We find that each of us is expert in her or his own healing, and in
no one else’s.
The group is much like the individual; its
experience is limited, and the ability to explore that experience is
limited as well. The group must preserve the validity and integrity
of each individual, or else the group is susceptible to the pitfalls
of creating disease by focusing on “what’s wrong”. In any group,
there may be members who perceive that they “got” their disease for
certain “stress-related” reasons, while others perceive that “bad”
genes caused their disease, and others look to viruses or cosmic
rays or smoking, or what-have-you as cause. It is essential that
such groups recognize and acknowledge of the validity of each
experience. In order for any group to be effective, it must find the
mechanism for such validation. The most famous example of such a
mechanism is the “twelve step” program of Alcoholics Anonymous.
However, the specific “surrender” wording of that
program is not always applicable to other conditions of illness, and
for that, in my opinion and experience, the presence of a particular
kind of group “leader” is necessary to establish the mechanism of
validation. Since its inception, H.O.P.E. has been developing the
concept of a “ HOPE Group guide” for its support group "leader".
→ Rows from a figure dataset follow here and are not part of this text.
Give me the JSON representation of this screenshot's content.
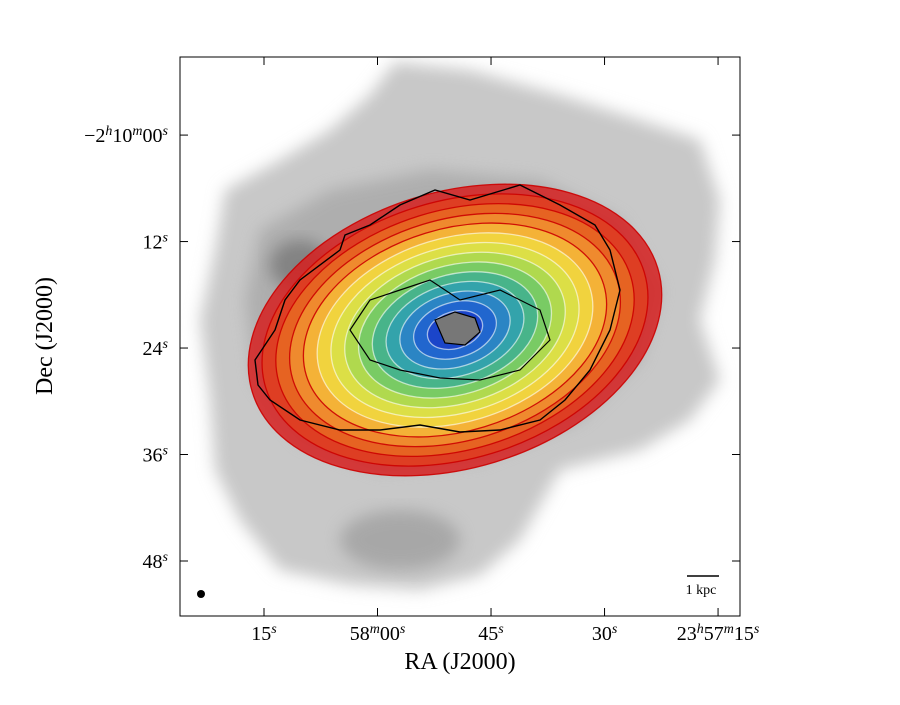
{
  "chart_data": {
    "type": "image",
    "xlabel": "RA (J2000)",
    "ylabel": "Dec (J2000)",
    "xlim": [
      86306.1,
      86232.1
    ],
    "xticks": [
      {
        "value": 86295,
        "label": "15s"
      },
      {
        "value": 86280,
        "label": "58m00s"
      },
      {
        "value": 86265,
        "label": "45s"
      },
      {
        "value": 86250,
        "label": "30s"
      },
      {
        "value": 86235,
        "label": "23h57m15s"
      }
    ],
    "ylim": [
      -7854.2,
      -7791.2
    ],
    "yticks": [
      {
        "value": -7800,
        "label": "−2h10m00s"
      },
      {
        "value": -7812,
        "label": "12s"
      },
      {
        "value": -7824,
        "label": "24s"
      },
      {
        "value": -7836,
        "label": "36s"
      },
      {
        "value": -7848,
        "label": "48s"
      }
    ],
    "scale_bar_label": "1 kpc"
  }
}
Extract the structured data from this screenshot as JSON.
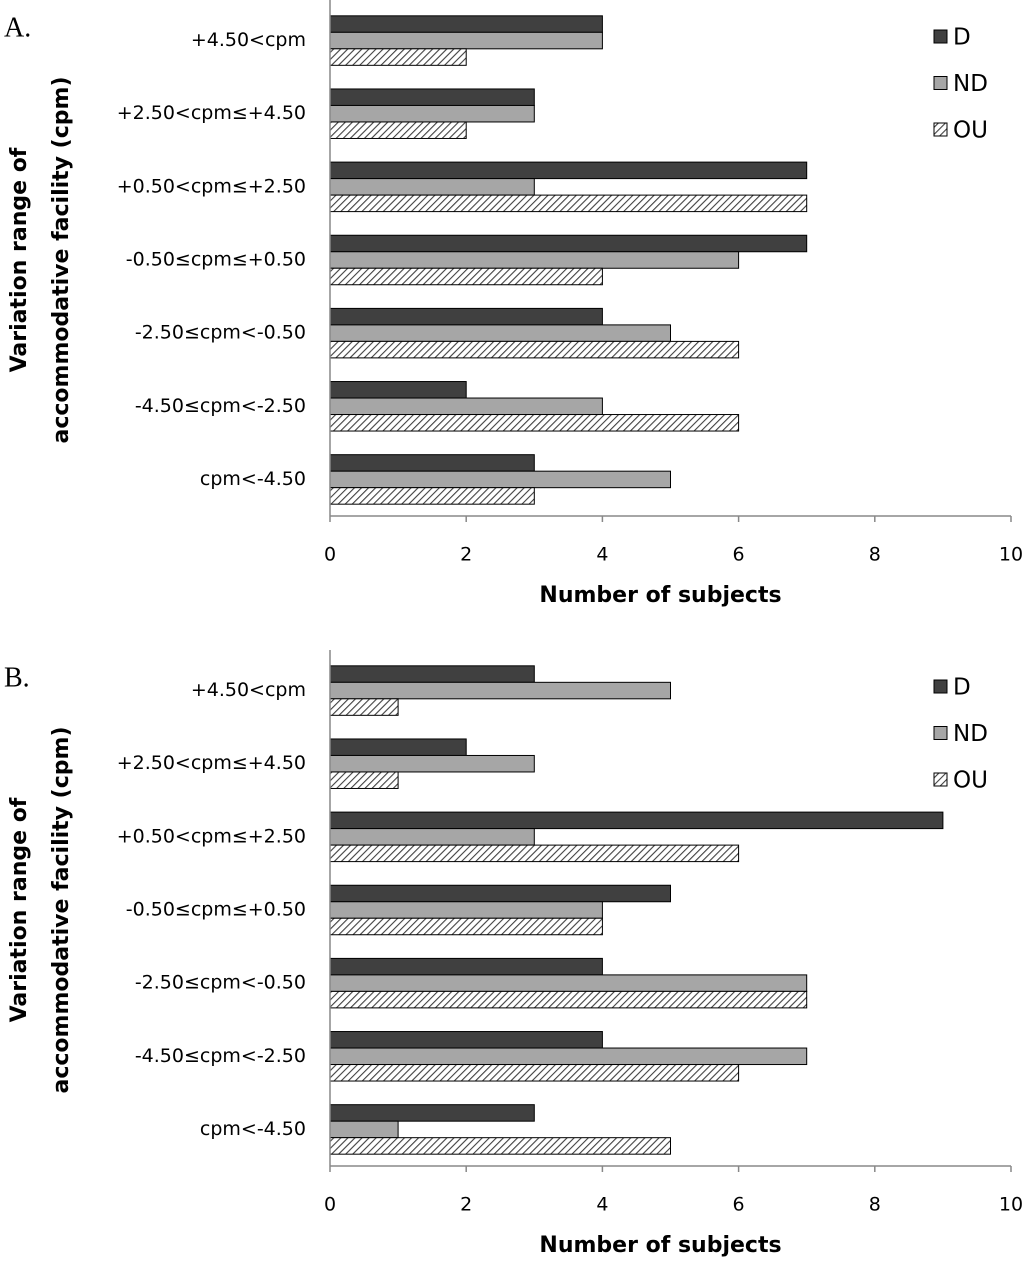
{
  "chart_data": [
    {
      "type": "bar",
      "orientation": "horizontal",
      "panel_label": "A.",
      "ylabel": [
        "Variation range of",
        "accommodative facility (cpm)"
      ],
      "xlabel": "Number of subjects",
      "categories": [
        "+4.50<cpm",
        "+2.50<cpm≤+4.50",
        "+0.50<cpm≤+2.50",
        "-0.50≤cpm≤+0.50",
        "-2.50≤cpm<-0.50",
        "-4.50≤cpm<-2.50",
        "cpm<-4.50"
      ],
      "series": [
        {
          "name": "D",
          "color": "#404040",
          "values": [
            4,
            3,
            7,
            7,
            4,
            2,
            3
          ]
        },
        {
          "name": "ND",
          "color": "#a6a6a6",
          "values": [
            4,
            3,
            3,
            6,
            5,
            4,
            5
          ]
        },
        {
          "name": "OU",
          "color": "#404040",
          "hatch": true,
          "values": [
            2,
            2,
            7,
            4,
            6,
            6,
            3
          ]
        }
      ],
      "xlim": [
        0,
        10
      ],
      "xticks": [
        0,
        2,
        4,
        6,
        8,
        10
      ],
      "grid": false,
      "legend": "top-right"
    },
    {
      "type": "bar",
      "orientation": "horizontal",
      "panel_label": "B.",
      "ylabel": [
        "Variation range of",
        "accommodative facility (cpm)"
      ],
      "xlabel": "Number of subjects",
      "categories": [
        "+4.50<cpm",
        "+2.50<cpm≤+4.50",
        "+0.50<cpm≤+2.50",
        "-0.50≤cpm≤+0.50",
        "-2.50≤cpm<-0.50",
        "-4.50≤cpm<-2.50",
        "cpm<-4.50"
      ],
      "series": [
        {
          "name": "D",
          "color": "#404040",
          "values": [
            3,
            2,
            9,
            5,
            4,
            4,
            3
          ]
        },
        {
          "name": "ND",
          "color": "#a6a6a6",
          "values": [
            5,
            3,
            3,
            4,
            7,
            7,
            1
          ]
        },
        {
          "name": "OU",
          "color": "#404040",
          "hatch": true,
          "values": [
            1,
            1,
            6,
            4,
            7,
            6,
            5
          ]
        }
      ],
      "xlim": [
        0,
        10
      ],
      "xticks": [
        0,
        2,
        4,
        6,
        8,
        10
      ],
      "grid": false,
      "legend": "top-right"
    }
  ]
}
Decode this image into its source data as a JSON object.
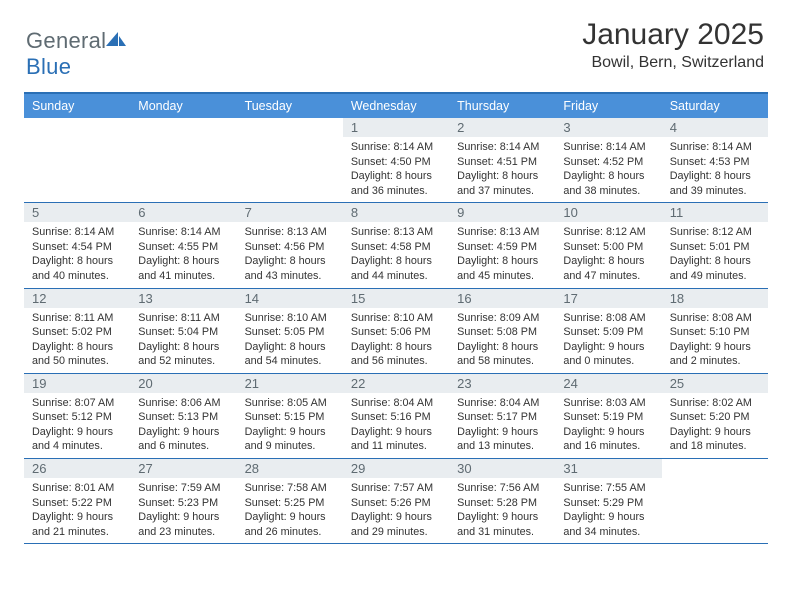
{
  "brand": {
    "name_part1": "General",
    "name_part2": "Blue",
    "text_color": "#5f6b72",
    "accent_color": "#2a6fb5"
  },
  "title": "January 2025",
  "location": "Bowil, Bern, Switzerland",
  "colors": {
    "header_bar": "#4a90d9",
    "rule": "#2a6fb5",
    "daynum_bg": "#e9edf0",
    "daynum_fg": "#5f6b72",
    "text": "#333333",
    "background": "#ffffff"
  },
  "day_names": [
    "Sunday",
    "Monday",
    "Tuesday",
    "Wednesday",
    "Thursday",
    "Friday",
    "Saturday"
  ],
  "weeks": [
    [
      {
        "n": "",
        "lines": []
      },
      {
        "n": "",
        "lines": []
      },
      {
        "n": "",
        "lines": []
      },
      {
        "n": "1",
        "lines": [
          "Sunrise: 8:14 AM",
          "Sunset: 4:50 PM",
          "Daylight: 8 hours and 36 minutes."
        ]
      },
      {
        "n": "2",
        "lines": [
          "Sunrise: 8:14 AM",
          "Sunset: 4:51 PM",
          "Daylight: 8 hours and 37 minutes."
        ]
      },
      {
        "n": "3",
        "lines": [
          "Sunrise: 8:14 AM",
          "Sunset: 4:52 PM",
          "Daylight: 8 hours and 38 minutes."
        ]
      },
      {
        "n": "4",
        "lines": [
          "Sunrise: 8:14 AM",
          "Sunset: 4:53 PM",
          "Daylight: 8 hours and 39 minutes."
        ]
      }
    ],
    [
      {
        "n": "5",
        "lines": [
          "Sunrise: 8:14 AM",
          "Sunset: 4:54 PM",
          "Daylight: 8 hours and 40 minutes."
        ]
      },
      {
        "n": "6",
        "lines": [
          "Sunrise: 8:14 AM",
          "Sunset: 4:55 PM",
          "Daylight: 8 hours and 41 minutes."
        ]
      },
      {
        "n": "7",
        "lines": [
          "Sunrise: 8:13 AM",
          "Sunset: 4:56 PM",
          "Daylight: 8 hours and 43 minutes."
        ]
      },
      {
        "n": "8",
        "lines": [
          "Sunrise: 8:13 AM",
          "Sunset: 4:58 PM",
          "Daylight: 8 hours and 44 minutes."
        ]
      },
      {
        "n": "9",
        "lines": [
          "Sunrise: 8:13 AM",
          "Sunset: 4:59 PM",
          "Daylight: 8 hours and 45 minutes."
        ]
      },
      {
        "n": "10",
        "lines": [
          "Sunrise: 8:12 AM",
          "Sunset: 5:00 PM",
          "Daylight: 8 hours and 47 minutes."
        ]
      },
      {
        "n": "11",
        "lines": [
          "Sunrise: 8:12 AM",
          "Sunset: 5:01 PM",
          "Daylight: 8 hours and 49 minutes."
        ]
      }
    ],
    [
      {
        "n": "12",
        "lines": [
          "Sunrise: 8:11 AM",
          "Sunset: 5:02 PM",
          "Daylight: 8 hours and 50 minutes."
        ]
      },
      {
        "n": "13",
        "lines": [
          "Sunrise: 8:11 AM",
          "Sunset: 5:04 PM",
          "Daylight: 8 hours and 52 minutes."
        ]
      },
      {
        "n": "14",
        "lines": [
          "Sunrise: 8:10 AM",
          "Sunset: 5:05 PM",
          "Daylight: 8 hours and 54 minutes."
        ]
      },
      {
        "n": "15",
        "lines": [
          "Sunrise: 8:10 AM",
          "Sunset: 5:06 PM",
          "Daylight: 8 hours and 56 minutes."
        ]
      },
      {
        "n": "16",
        "lines": [
          "Sunrise: 8:09 AM",
          "Sunset: 5:08 PM",
          "Daylight: 8 hours and 58 minutes."
        ]
      },
      {
        "n": "17",
        "lines": [
          "Sunrise: 8:08 AM",
          "Sunset: 5:09 PM",
          "Daylight: 9 hours and 0 minutes."
        ]
      },
      {
        "n": "18",
        "lines": [
          "Sunrise: 8:08 AM",
          "Sunset: 5:10 PM",
          "Daylight: 9 hours and 2 minutes."
        ]
      }
    ],
    [
      {
        "n": "19",
        "lines": [
          "Sunrise: 8:07 AM",
          "Sunset: 5:12 PM",
          "Daylight: 9 hours and 4 minutes."
        ]
      },
      {
        "n": "20",
        "lines": [
          "Sunrise: 8:06 AM",
          "Sunset: 5:13 PM",
          "Daylight: 9 hours and 6 minutes."
        ]
      },
      {
        "n": "21",
        "lines": [
          "Sunrise: 8:05 AM",
          "Sunset: 5:15 PM",
          "Daylight: 9 hours and 9 minutes."
        ]
      },
      {
        "n": "22",
        "lines": [
          "Sunrise: 8:04 AM",
          "Sunset: 5:16 PM",
          "Daylight: 9 hours and 11 minutes."
        ]
      },
      {
        "n": "23",
        "lines": [
          "Sunrise: 8:04 AM",
          "Sunset: 5:17 PM",
          "Daylight: 9 hours and 13 minutes."
        ]
      },
      {
        "n": "24",
        "lines": [
          "Sunrise: 8:03 AM",
          "Sunset: 5:19 PM",
          "Daylight: 9 hours and 16 minutes."
        ]
      },
      {
        "n": "25",
        "lines": [
          "Sunrise: 8:02 AM",
          "Sunset: 5:20 PM",
          "Daylight: 9 hours and 18 minutes."
        ]
      }
    ],
    [
      {
        "n": "26",
        "lines": [
          "Sunrise: 8:01 AM",
          "Sunset: 5:22 PM",
          "Daylight: 9 hours and 21 minutes."
        ]
      },
      {
        "n": "27",
        "lines": [
          "Sunrise: 7:59 AM",
          "Sunset: 5:23 PM",
          "Daylight: 9 hours and 23 minutes."
        ]
      },
      {
        "n": "28",
        "lines": [
          "Sunrise: 7:58 AM",
          "Sunset: 5:25 PM",
          "Daylight: 9 hours and 26 minutes."
        ]
      },
      {
        "n": "29",
        "lines": [
          "Sunrise: 7:57 AM",
          "Sunset: 5:26 PM",
          "Daylight: 9 hours and 29 minutes."
        ]
      },
      {
        "n": "30",
        "lines": [
          "Sunrise: 7:56 AM",
          "Sunset: 5:28 PM",
          "Daylight: 9 hours and 31 minutes."
        ]
      },
      {
        "n": "31",
        "lines": [
          "Sunrise: 7:55 AM",
          "Sunset: 5:29 PM",
          "Daylight: 9 hours and 34 minutes."
        ]
      },
      {
        "n": "",
        "lines": []
      }
    ]
  ]
}
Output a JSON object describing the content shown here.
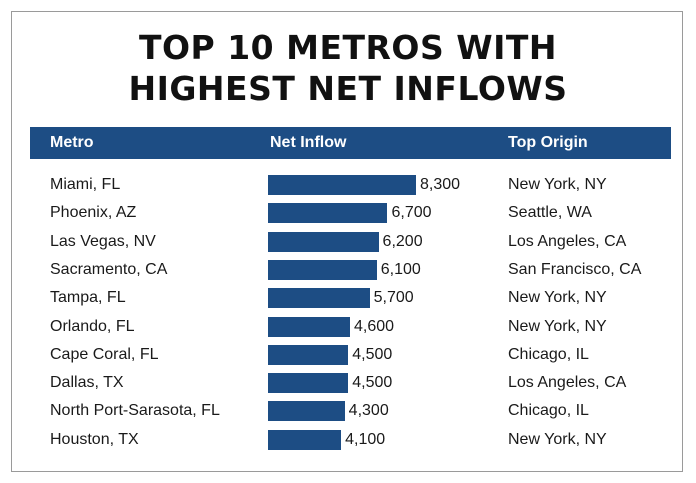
{
  "title_line1": "TOP 10 METROS WITH",
  "title_line2": "HIGHEST NET INFLOWS",
  "headers": {
    "metro": "Metro",
    "inflow": "Net Inflow",
    "origin": "Top Origin"
  },
  "colors": {
    "accent": "#1d4d84",
    "text": "#1a1a1a",
    "border": "#9a9a9a"
  },
  "chart_data": {
    "type": "bar",
    "orientation": "horizontal",
    "title": "TOP 10 METROS WITH HIGHEST NET INFLOWS",
    "categories": [
      "Miami, FL",
      "Phoenix, AZ",
      "Las Vegas, NV",
      "Sacramento, CA",
      "Tampa, FL",
      "Orlando, FL",
      "Cape Coral, FL",
      "Dallas, TX",
      "North Port-Sarasota, FL",
      "Houston, TX"
    ],
    "values": [
      8300,
      6700,
      6200,
      6100,
      5700,
      4600,
      4500,
      4500,
      4300,
      4100
    ],
    "value_labels": [
      "8,300",
      "6,700",
      "6,200",
      "6,100",
      "5,700",
      "4,600",
      "4,500",
      "4,500",
      "4,300",
      "4,100"
    ],
    "top_origins": [
      "New York, NY",
      "Seattle, WA",
      "Los Angeles, CA",
      "San Francisco, CA",
      "New York, NY",
      "New York, NY",
      "Chicago, IL",
      "Los Angeles, CA",
      "Chicago, IL",
      "New York, NY"
    ],
    "grid": false,
    "legend": "none"
  }
}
This “leader” adopts the role of “servant leadership” described by
Robert Greenleaf as:
"It begins with the natural feeling that one wants
to serve, to serve first. Then conscious choice brings one to aspire
to lead…The difference manifests itself in the care taken by the
servant--first
to make sure that other people’s highest priority needs are being
served. The best test, and difficult to administer, is: do those
served grow as persons, do they grow while being served, become
healthier, wiser, freer, more autonomous, more likely themselves to
become servants?"
Moreover, to call such a guide a “facilitator” is,
for the author, inappropriate, because to “facilitate” (make easy)
is inadequate… some people need to enter their own danger waters in
order to find their healing. That journey is very difficult and
cannot be “made easy”. The person present to the other’s process
better “guides” the traveler through the rapids by kind and loving
means, knowing that the rapids must be navigated if healing is to
occur. A guide is familiar with running rapids, and every individual
has to find her or his own way through. Every guide must be
physically, emotionally, mentally, and spiritually sound. S-he stays
in contact with the rest of H.O.P.E. to demonstrate these qualities
to the organization. It is helpful to have had a personal experience
with illness and/or disease, however, it is essential that the guide
have a well-established healing and recovery. The guide must not try
to help the butterfly out of its chrysalis, for, as previously
noted, the creature will die from being helped!
[1]
Robert Greenleaf. Servant Leadership ISBN
0-8091-0554-3 as quoted in http://en.wikipedia.org/wiki/Servant_leadership.
I recommend you read the entire Wikipedia article.